En 1938 paraissait chez l’éditeur militaire Berger-Levrault et sous la signature du général Chauvineau, du Cadre de réserve, un ouvrage intitulé Une invasion est-elle encore possible ? La réponse, comme on pouvait s’y attendre d’après le libellé de la question, était négative. Bien que réédité (nous avons en main la deuxième édition datée de 1940), l’ouvrage est encore assez peu connu. On le trouvera toujours pourtant en librairie comme nous avons pu le constater nous-mêmes. Il semble que les événements de 1940 aient incité les auteurs à une certaine discrétion.
La lecture de cet ouvrage est pourtant d’un haut intérêt. Il est important, du point de vue purement historique, de savoir quelles étaient à la veille de nos désastres, les conceptions techniques des milieux dirigeants de l’armée française. Or, le livre du général Chauvineau paraît refléter exactement l’état d’esprit de ce milieu.
Et d’abord, il est précédé d’une préface du maréchal Pétain. Quiconque a su remarquer la prudence du Maréchal, le secret dont il aime entourer ses initiatives, le peu de goût qu’il a pour les responsabilités hautement assumées, ne pourra s’empêcher d’attribuer à ce fait une réelle importance. Il paraîtra plus significatif encore si l’on considère que cette préface est tout autre chose qu’un acte de politesse concédé par complaisance. La longueur inusitée (17 pages), le soin que prend le Maréchal de résumer les théories du général Chauvineau de la façon la plus sympathique, l’adhésion discrète mais certaine qu’il donne aux conclusions de l’auteur, malgré certaines précautions destinées à dégager au besoin sa responsabilité, tout suggère l’hypothèse que le Maréchal a fait plus que de cautionner l’ouvrage devant le public. On ne peut manquer de se demander s’il n’en a pas eu l’initiative et si, voulant s’adresser au public, il n’a pas trouvé dans le général Chauvineau un porte-parole, à qui il a confié le soin d’exprimer sa pensée profonde. La lecture du dernier paragraphe de la préface (p. XXI) ne peut que renforcer cette impression.
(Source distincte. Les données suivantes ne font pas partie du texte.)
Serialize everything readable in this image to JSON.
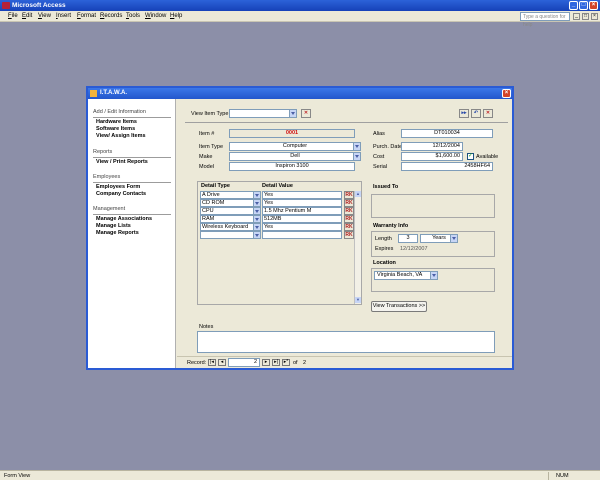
{
  "app": {
    "title": "Microsoft Access",
    "ask_placeholder": "Type a question for help"
  },
  "menu": [
    "File",
    "Edit",
    "View",
    "Insert",
    "Format",
    "Records",
    "Tools",
    "Window",
    "Help"
  ],
  "status": {
    "left": "Form View",
    "right": "NUM"
  },
  "form": {
    "title": "I.T.A.W.A.",
    "sidebar": {
      "sections": [
        {
          "heading": "Add / Edit Information",
          "links": [
            "Hardware Items",
            "Software Items",
            "View/ Assign Items"
          ]
        },
        {
          "heading": "Reports",
          "links": [
            "View / Print Reports"
          ]
        },
        {
          "heading": "Employees",
          "links": [
            "Employees Form",
            "Company Contacts"
          ]
        },
        {
          "heading": "Management",
          "links": [
            "Manage Associations",
            "Manage Lists",
            "Manage Reports"
          ]
        }
      ]
    },
    "toolbar": {
      "view_item_type_label": "View Item Type",
      "view_item_type_value": ""
    },
    "item": {
      "item_no_label": "Item #",
      "item_no": "0001",
      "item_type_label": "Item Type",
      "item_type": "Computer",
      "make_label": "Make",
      "make": "Dell",
      "model_label": "Model",
      "model": "Inspiron 3100",
      "alias_label": "Alias",
      "alias": "DT010034",
      "purch_date_label": "Purch. Date",
      "purch_date": "12/12/2004",
      "cost_label": "Cost",
      "cost": "$1,600.00",
      "available_label": "Available",
      "available": true,
      "serial_label": "Serial",
      "serial": "2458HF64"
    },
    "details": {
      "type_header": "Detail Type",
      "value_header": "Detail Value",
      "rows": [
        {
          "type": "A Drive",
          "value": "Yes"
        },
        {
          "type": "CD ROM",
          "value": "Yes"
        },
        {
          "type": "CPU",
          "value": "1.5 Mhz Pentium M"
        },
        {
          "type": "RAM",
          "value": "512MB"
        },
        {
          "type": "Wireless Keyboard",
          "value": "Yes"
        },
        {
          "type": "",
          "value": ""
        }
      ]
    },
    "issued_to": {
      "label": "Issued To",
      "value": ""
    },
    "warranty": {
      "heading": "Warranty Info",
      "length_label": "Length",
      "length_value": "3",
      "length_unit": "Years",
      "expires_label": "Expires",
      "expires": "12/12/2007"
    },
    "location": {
      "label": "Location",
      "value": "Virginia Beach, VA"
    },
    "view_transactions": "View Transactions >>",
    "notes": {
      "label": "Notes",
      "value": ""
    },
    "record_nav": {
      "label": "Record:",
      "current": "2",
      "of_label": "of",
      "total": "2"
    }
  }
}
C’est dans le même sens qu’agit enfin la lecture du livre tout entier. À plusieurs reprises en effet, on y voit le général Chauvineau multiplier à l’égard de Joffre et de Foch des critiques destinées au contraire à exalter le rôle de Pétain. On dirait qu’entre ces divers chefs il prend véritablement parti (en particulier de la page 74 à 83, le chapitre V tout entier intitulé : « Un grand enseignement tactique ») et son livre semble bien destiné entre autres choses à répondre à toutes les critiques portées de leur vivant par les maréchaux Joffre et Foch, dans leurs mémoires, sur l’activité militaire du maréchal Pétain. Sur ce point, comme sur le précédent, c’est à un exposé des thèses Pétain que nous avons affaire.
Ces thèses, le grand public les connaît déjà dans leurs grandes lignes. Jadis, professeur adjoint du cours d’infanterie à l’École de Guerre (de 1908 à 1910) et spécialisé dans les questions de tir, le Maréchal a gardé l’impression ineffaçable de la puissance du feu. Le général Chauvineau pense de même. Il lui paraît que la technique moderne permet en combinant la fortification et la puissance du feu d’édifier sur n’importe quelle ligne du territoire des défenses infranchissables le long d’un front continu. Si bien que la tactique prend une importance de plus en plus grande au point de réduire presque à néant la stratégie.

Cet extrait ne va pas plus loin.